Companies should also consider implementing privacy-enhancing technologies (PETs) such as encryption, anonymization, and pseudonymization to protect personal data from unauthorized access or disclosure throughout the data lifecycle. For instance, by anonymizing personal data, companies can use that data for statistical analysis without compromising individual privacy. By using encryption in every stage of data processing, businesses can protect personal data in use and storage. PETs are not new to the industry, some technology may have been improved or advanced. Although with very promising outcome to preserve privacy and enhance security while data is in use or processed, they are not the magic wand to achieve compliance. 

There are many different types of PETs, each with its own strengths and weaknesses. It is important to choose the right PET for the specific use case and to ensure that it meets the privacy requirements. Evaluate the PET to determine if the PET itself meets the privacy principles, such transparency in the collection and processing of personal data, if the codes can be reviewed to ensure the technology is designed with privacy conscious as well as compliant with privacy principles under the various privacy laws including sectoral like HIPAA. Lastly, test and monitor the PET to ensure the technology is working as expected, which may include audit and risk assessments. PETs are very promising tools if used correctly to protect data while in use to achieve business imperatives, generate benefits and profits.  

Establish Clear Policies and Procedures and Respective Employee Training

Clarity in communicating data protection requirements across the entire company is quintessential. This creates consistency in data handling best practices, and helps employees understand their responsibilities and obligations. Privacy compliance is not just the responsibility of the legal or compliance team – it is a company-wide effort. All employees must understand the importance of privacy compliance and the steps they can take to ensure that personal data is protected.

To promote data driven culture throughout the whole organization, companies should invest in privacy training for all employees.  So that employees are up to date with new technologies, processes, and the importance of data and their roles to support this continuous compliance effort. 

Process improvement requires developing data governance policies and procedures that are aligned with changing business needs, evolving technologies, and new regulatory requirements. Incorporate regular reviews and audit procedures to identify any gaps in compliance and as an opportunity to address areas of improvement proactively with relevant corrective and preventive measures. 

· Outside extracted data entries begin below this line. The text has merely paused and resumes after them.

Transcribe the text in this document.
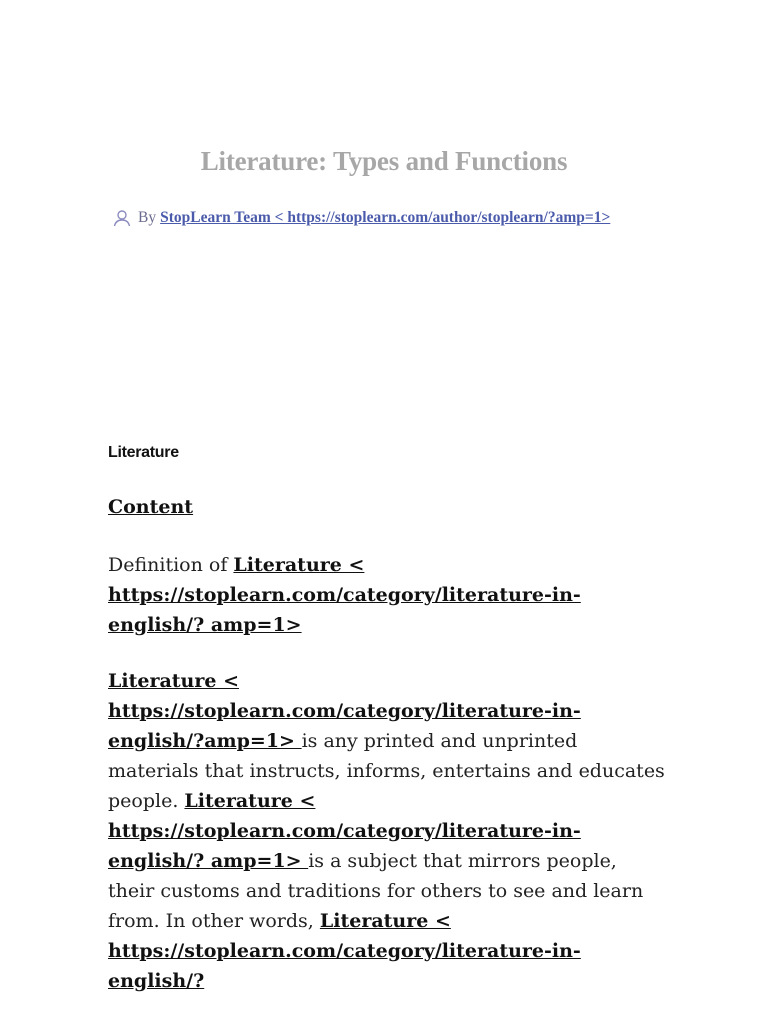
Literature: Types and Functions
By StopLearn Team < https://stoplearn.com/author/stoplearn/?amp=1>
Literature
Content

Definition of Literature < https://stoplearn.com/category/literature-in-english/? amp=1>

Literature < https://stoplearn.com/category/literature-in-english/?amp=1> is any printed and unprinted materials that instructs, informs, entertains and educates people. Literature < https://stoplearn.com/category/literature-in-english/? amp=1> is a subject that mirrors people, their customs and traditions for others to see and learn from. In other words, Literature < https://stoplearn.com/category/literature-in-english/?
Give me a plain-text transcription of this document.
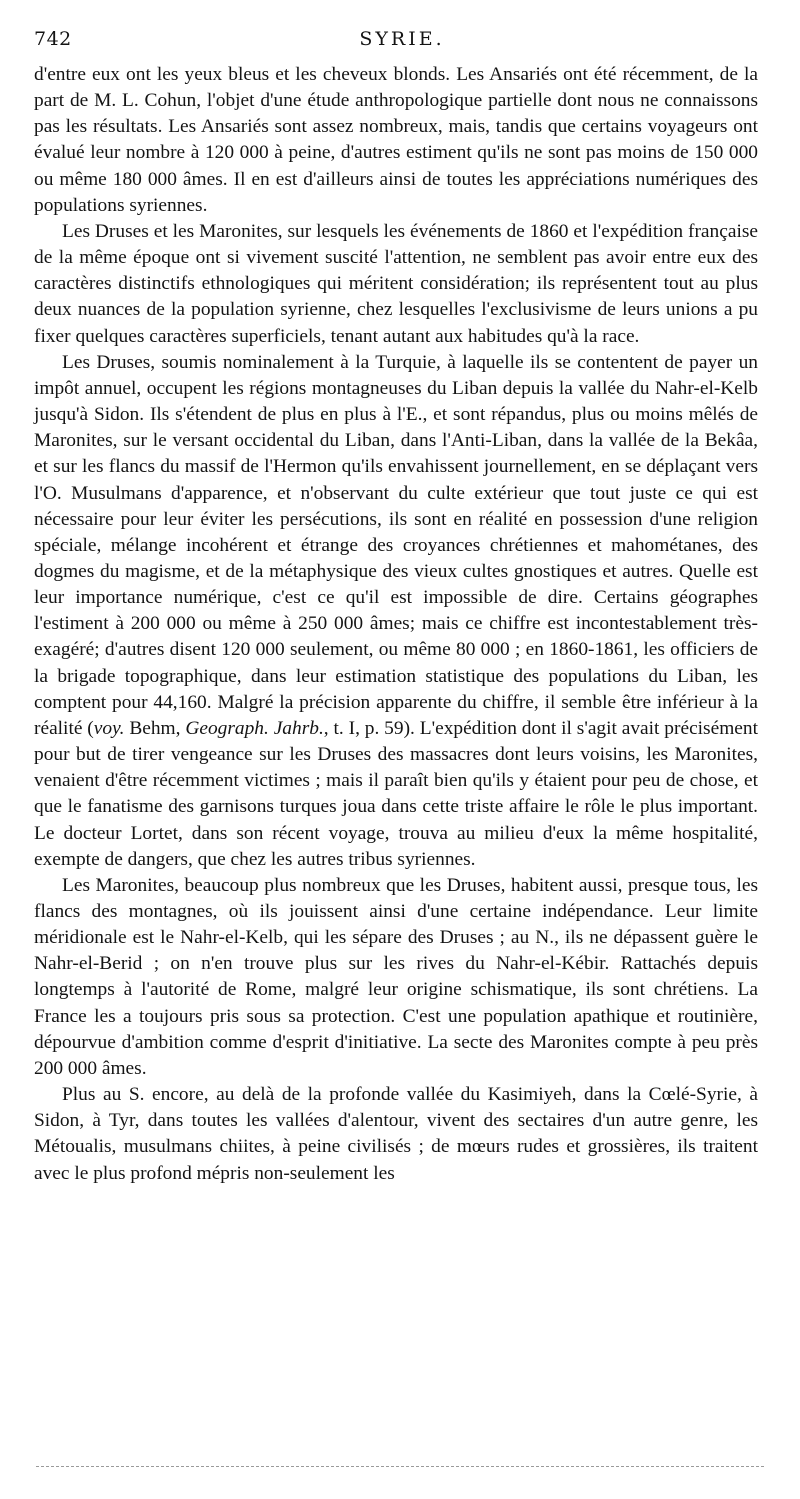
742	SYRIE.

d'entre eux ont les yeux bleus et les cheveux blonds. Les Ansariés ont été récemment, de la part de M. L. Cohun, l'objet d'une étude anthropologique partielle dont nous ne connaissons pas les résultats. Les Ansariés sont assez nombreux, mais, tandis que certains voyageurs ont évalué leur nombre à 120 000 à peine, d'autres estiment qu'ils ne sont pas moins de 150 000 ou même 180 000 âmes. Il en est d'ailleurs ainsi de toutes les appréciations numériques des populations syriennes.

Les Druses et les Maronites, sur lesquels les événements de 1860 et l'expédition française de la même époque ont si vivement suscité l'attention, ne semblent pas avoir entre eux des caractères distinctifs ethnologiques qui méritent considération; ils représentent tout au plus deux nuances de la population syrienne, chez lesquelles l'exclusivisme de leurs unions a pu fixer quelques caractères superficiels, tenant autant aux habitudes qu'à la race.

Les Druses, soumis nominalement à la Turquie, à laquelle ils se contentent de payer un impôt annuel, occupent les régions montagneuses du Liban depuis la vallée du Nahr-el-Kelb jusqu'à Sidon. Ils s'étendent de plus en plus à l'E., et sont répandus, plus ou moins mêlés de Maronites, sur le versant occidental du Liban, dans l'Anti-Liban, dans la vallée de la Bekâa, et sur les flancs du massif de l'Hermon qu'ils envahissent journellement, en se déplaçant vers l'O. Musulmans d'apparence, et n'observant du culte extérieur que tout juste ce qui est nécessaire pour leur éviter les persécutions, ils sont en réalité en possession d'une religion spéciale, mélange incohérent et étrange des croyances chrétiennes et mahométanes, des dogmes du magisme, et de la métaphysique des vieux cultes gnostiques et autres. Quelle est leur importance numérique, c'est ce qu'il est impossible de dire. Certains géographes l'estiment à 200 000 ou même à 250 000 âmes; mais ce chiffre est incontestablement très-exagéré; d'autres disent 120 000 seulement, ou même 80 000 ; en 1860-1861, les officiers de la brigade topographique, dans leur estimation statistique des populations du Liban, les comptent pour 44,160. Malgré la précision apparente du chiffre, il semble être inférieur à la réalité (voy. Behm, Geograph. Jahrb., t. I, p. 59). L'expédition dont il s'agit avait précisément pour but de tirer vengeance sur les Druses des massacres dont leurs voisins, les Maronites, venaient d'être récemment victimes ; mais il paraît bien qu'ils y étaient pour peu de chose, et que le fanatisme des garnisons turques joua dans cette triste affaire le rôle le plus important. Le docteur Lortet, dans son récent voyage, trouva au milieu d'eux la même hospitalité, exempte de dangers, que chez les autres tribus syriennes.

Les Maronites, beaucoup plus nombreux que les Druses, habitent aussi, presque tous, les flancs des montagnes, où ils jouissent ainsi d'une certaine indépendance. Leur limite méridionale est le Nahr-el-Kelb, qui les sépare des Druses ; au N., ils ne dépassent guère le Nahr-el-Berid ; on n'en trouve plus sur les rives du Nahr-el-Kébir. Rattachés depuis longtemps à l'autorité de Rome, malgré leur origine schismatique, ils sont chrétiens. La France les a toujours pris sous sa protection. C'est une population apathique et routinière, dépourvue d'ambition comme d'esprit d'initiative. La secte des Maronites compte à peu près 200 000 âmes.

Plus au S. encore, au delà de la profonde vallée du Kasimiyeh, dans la Cœlé-Syrie, à Sidon, à Tyr, dans toutes les vallées d'alentour, vivent des sectaires d'un autre genre, les Métoualis, musulmans chiites, à peine civilisés ; de mœurs rudes et grossières, ils traitent avec le plus profond mépris non-seulement les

Partner with Cross Domain Experts

Complying with privacy regulations can be complex, particularly in the AI era. To achieve agile governance, it is important to collaborate across the company, including legal, compliance, IT, and business teams. Especially when privacy is heavily intertwined with every process and multi-stakeholders. For example, how to incorporate privacy governance to automate and streamline data management process, utilize data quality tools to enforce data validation rules to certify data accuracy as well as data cleaning processes to remove duplicates or incomplete data, data transformation to ensure format compatibility and orchestrate data literacy based on common data insights and ethical use of data to improve data driven decision makings.

Privacy governance is becoming increasingly important in this digital age, as the use of data driven technologies continues to grow in prominence. While these technologies have the potential to revolutionize many industries, they also bring significant privacy risks. An agile governance framework can help companies more effectively manage privacy risks, yet is flexible, adaptive and balances the benefits of innovation with the complexity of societal impact.  Ultimately, privacy governance is not only a legal and regulatory requirement but also a moral and ethical responsibility that companies must embrace to thrive in the AI era.